Le vendredi, nous avons présenté les résultats au comité de trois membres du CMP et donné un cours sur les méthodes utilisées à un groupe d’environ 30 membres du personnel du CMP. Ensuite, nous avons été conduits au laboratoire anthropologique, où s’effectue le travail minutieux d’identification des restes humains. Bruce nous avait demandé à l’avance si nous étions à l’aise avec l’idée de voir des restes de squelettes, puis il nous a confiés aux coordinateurs du laboratoire anthropologique pour la visite. Il nous a également demandé de ne pas prendre de photos en raison du caractère sensible de l’affaire. À l’intérieur du laboratoire, une série de squelettes complets et partiels provenant de récentes découvertes sont posés sur des tables, et plusieurs techniciens de laboratoire sont occupés à effectuer diverses tâches pour les analyser et les classer. Certains os des squelettes de deux personnes présentaient des taches sombres après avoir passé des années dans un puits abandonné, où l’on cachait souvent des corps. Une autre série d’ossements n’était que des fragments, la tombe d’origine ayant été perturbée par des activités agricoles ou de construction, et ce qui restait avait été tamisé dans le sol. Le défi pour les anthropologues légistes était de déterminer combien de personnes avaient été enterrées à cet endroit, ce qui ne peut être révélé que par l’analyse complexe de l’ADN d’un échantillon significatif de fragments. Si un seul fragment donnait l’ADN d’un individu unique, il serait recommandé de procéder à des tests et à des fouilles supplémentaires.
Les deux coordinateurs de laboratoire du CMP ont également expliqué le processus de notification aux membres de la famille et le retour des dépouilles pour l’enterrement. J’ai eu l’impression que c’est cette étape du processus – permettre aux familles de tourner la page après des décennies d’incertitude et de chagrin, et après des années de travail d’enquête minutieux – qui a motivé les membres du CMP à faire ce qu’ils font.

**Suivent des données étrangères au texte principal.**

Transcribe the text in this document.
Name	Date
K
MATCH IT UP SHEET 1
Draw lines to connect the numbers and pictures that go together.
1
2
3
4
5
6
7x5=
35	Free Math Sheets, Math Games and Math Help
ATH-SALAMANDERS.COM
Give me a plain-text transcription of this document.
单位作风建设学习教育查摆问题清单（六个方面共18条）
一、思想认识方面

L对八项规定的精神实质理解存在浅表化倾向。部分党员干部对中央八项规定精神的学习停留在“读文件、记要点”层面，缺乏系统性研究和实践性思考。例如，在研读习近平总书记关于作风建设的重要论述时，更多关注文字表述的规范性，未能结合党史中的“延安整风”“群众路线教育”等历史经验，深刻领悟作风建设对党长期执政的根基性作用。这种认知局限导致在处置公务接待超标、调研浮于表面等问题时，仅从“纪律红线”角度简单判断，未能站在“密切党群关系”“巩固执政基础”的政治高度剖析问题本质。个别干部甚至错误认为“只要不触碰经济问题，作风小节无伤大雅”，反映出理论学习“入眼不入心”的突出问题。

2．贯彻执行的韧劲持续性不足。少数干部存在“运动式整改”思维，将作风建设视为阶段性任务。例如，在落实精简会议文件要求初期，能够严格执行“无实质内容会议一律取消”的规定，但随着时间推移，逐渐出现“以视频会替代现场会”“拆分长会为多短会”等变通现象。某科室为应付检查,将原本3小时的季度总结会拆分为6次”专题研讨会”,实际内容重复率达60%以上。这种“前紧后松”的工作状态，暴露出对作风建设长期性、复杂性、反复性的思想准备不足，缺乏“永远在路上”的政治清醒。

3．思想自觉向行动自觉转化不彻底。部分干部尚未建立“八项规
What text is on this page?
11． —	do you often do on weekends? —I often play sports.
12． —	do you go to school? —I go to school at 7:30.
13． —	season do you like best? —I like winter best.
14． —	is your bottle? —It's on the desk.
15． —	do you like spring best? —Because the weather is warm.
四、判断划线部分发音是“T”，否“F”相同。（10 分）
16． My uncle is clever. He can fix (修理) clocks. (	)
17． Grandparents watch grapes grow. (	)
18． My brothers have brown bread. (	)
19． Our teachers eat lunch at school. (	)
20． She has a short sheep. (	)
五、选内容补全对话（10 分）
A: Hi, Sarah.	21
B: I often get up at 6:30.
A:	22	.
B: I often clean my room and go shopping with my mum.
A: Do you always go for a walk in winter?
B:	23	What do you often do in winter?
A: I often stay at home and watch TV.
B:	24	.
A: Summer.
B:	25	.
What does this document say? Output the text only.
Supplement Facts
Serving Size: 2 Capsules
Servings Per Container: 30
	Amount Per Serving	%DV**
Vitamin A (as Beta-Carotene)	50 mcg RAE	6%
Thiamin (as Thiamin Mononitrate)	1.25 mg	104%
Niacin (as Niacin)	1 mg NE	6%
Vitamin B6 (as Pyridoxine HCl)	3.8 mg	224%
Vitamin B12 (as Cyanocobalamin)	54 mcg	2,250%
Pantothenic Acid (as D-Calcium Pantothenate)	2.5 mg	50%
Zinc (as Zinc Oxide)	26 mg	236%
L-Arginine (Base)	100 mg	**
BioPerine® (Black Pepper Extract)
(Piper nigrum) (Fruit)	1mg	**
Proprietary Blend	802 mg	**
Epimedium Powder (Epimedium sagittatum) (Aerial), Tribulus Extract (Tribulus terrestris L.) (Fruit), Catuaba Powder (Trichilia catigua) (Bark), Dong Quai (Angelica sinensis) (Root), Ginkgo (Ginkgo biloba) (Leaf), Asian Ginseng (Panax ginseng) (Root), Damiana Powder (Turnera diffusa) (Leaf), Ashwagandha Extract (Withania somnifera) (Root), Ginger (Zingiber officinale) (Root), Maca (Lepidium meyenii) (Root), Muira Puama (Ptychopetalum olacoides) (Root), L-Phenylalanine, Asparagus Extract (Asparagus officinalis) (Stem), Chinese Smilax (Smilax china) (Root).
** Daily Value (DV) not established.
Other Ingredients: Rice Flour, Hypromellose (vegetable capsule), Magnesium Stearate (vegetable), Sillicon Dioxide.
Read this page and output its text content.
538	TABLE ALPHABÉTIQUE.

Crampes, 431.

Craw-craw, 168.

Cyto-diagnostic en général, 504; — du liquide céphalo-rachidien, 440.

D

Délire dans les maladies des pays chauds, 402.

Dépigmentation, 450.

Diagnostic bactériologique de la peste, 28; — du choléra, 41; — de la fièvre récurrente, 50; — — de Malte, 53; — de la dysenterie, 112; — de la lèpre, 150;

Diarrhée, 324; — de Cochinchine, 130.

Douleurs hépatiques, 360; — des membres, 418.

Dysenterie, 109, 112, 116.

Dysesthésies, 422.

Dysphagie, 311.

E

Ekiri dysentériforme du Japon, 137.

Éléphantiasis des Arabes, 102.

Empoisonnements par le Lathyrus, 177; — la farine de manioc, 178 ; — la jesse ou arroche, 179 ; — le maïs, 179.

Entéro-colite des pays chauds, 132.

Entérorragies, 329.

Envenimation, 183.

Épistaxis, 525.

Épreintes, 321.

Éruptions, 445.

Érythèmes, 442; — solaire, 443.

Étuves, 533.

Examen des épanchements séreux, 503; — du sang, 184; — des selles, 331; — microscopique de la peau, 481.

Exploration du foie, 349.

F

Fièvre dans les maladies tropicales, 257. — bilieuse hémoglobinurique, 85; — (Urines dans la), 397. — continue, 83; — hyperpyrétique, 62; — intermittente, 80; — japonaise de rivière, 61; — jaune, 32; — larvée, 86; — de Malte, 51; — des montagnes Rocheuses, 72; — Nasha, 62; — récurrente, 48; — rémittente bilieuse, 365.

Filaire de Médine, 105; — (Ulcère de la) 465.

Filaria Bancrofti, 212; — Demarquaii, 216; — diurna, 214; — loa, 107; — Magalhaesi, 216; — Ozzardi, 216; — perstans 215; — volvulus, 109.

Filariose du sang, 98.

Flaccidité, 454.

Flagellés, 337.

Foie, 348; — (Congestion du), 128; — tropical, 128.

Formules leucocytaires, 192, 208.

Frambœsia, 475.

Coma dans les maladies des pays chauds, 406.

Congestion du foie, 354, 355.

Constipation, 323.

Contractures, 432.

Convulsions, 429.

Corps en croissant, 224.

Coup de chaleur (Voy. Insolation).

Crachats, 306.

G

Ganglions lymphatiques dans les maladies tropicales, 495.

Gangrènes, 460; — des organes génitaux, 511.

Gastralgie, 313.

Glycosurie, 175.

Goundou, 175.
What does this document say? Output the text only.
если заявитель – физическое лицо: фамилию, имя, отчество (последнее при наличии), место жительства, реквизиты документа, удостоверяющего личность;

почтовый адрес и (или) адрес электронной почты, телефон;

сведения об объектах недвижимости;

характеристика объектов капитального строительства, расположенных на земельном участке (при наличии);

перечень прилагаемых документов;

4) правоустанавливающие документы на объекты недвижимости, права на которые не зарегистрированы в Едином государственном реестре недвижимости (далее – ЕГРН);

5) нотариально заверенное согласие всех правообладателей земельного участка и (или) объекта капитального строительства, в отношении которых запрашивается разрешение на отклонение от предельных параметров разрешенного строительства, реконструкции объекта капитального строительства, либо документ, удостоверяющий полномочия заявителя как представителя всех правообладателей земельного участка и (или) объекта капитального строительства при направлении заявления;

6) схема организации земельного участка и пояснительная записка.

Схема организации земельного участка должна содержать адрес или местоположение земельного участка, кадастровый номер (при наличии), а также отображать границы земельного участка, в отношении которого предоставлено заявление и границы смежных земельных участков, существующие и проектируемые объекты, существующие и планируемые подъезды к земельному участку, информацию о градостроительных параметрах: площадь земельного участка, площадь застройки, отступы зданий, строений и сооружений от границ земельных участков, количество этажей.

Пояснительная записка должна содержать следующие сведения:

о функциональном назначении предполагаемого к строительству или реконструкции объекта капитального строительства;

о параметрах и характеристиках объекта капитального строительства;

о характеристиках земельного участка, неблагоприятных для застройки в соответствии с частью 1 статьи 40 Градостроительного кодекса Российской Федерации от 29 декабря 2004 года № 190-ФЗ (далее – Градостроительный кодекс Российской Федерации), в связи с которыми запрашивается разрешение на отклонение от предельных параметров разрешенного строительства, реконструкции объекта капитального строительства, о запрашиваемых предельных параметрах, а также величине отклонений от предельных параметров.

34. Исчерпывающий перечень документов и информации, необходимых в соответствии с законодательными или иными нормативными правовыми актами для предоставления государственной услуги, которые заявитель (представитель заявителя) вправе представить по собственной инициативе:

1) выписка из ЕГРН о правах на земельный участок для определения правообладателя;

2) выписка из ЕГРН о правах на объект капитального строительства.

Alors que nous faisions nos adieux à l’équipe, j’ai demandé à Bruce si cela valait vraiment la peine de se donner tant de mal et de consacrer tant de temps et de ressources à la recherche de personnes disparues. Il a répondu que, compte tenu de tous les efforts déployés pour établir et maintenir la paix à Chypre, le travail de la CMP a été considéré comme une réussite parce qu’il était transparent, équitable et qu’il a permis aux deux parties de travailler ensemble à un objectif commun, celui de retrouver les disparus. Je n’ai pu m’empêcher de penser que quelque chose de similaire pourrait être nécessaire au Canada, alors que nous nous efforçons de parvenir à la vérité et à la réconciliation avec les Premières nations à la suite de l’affaire des pensionnats indiens.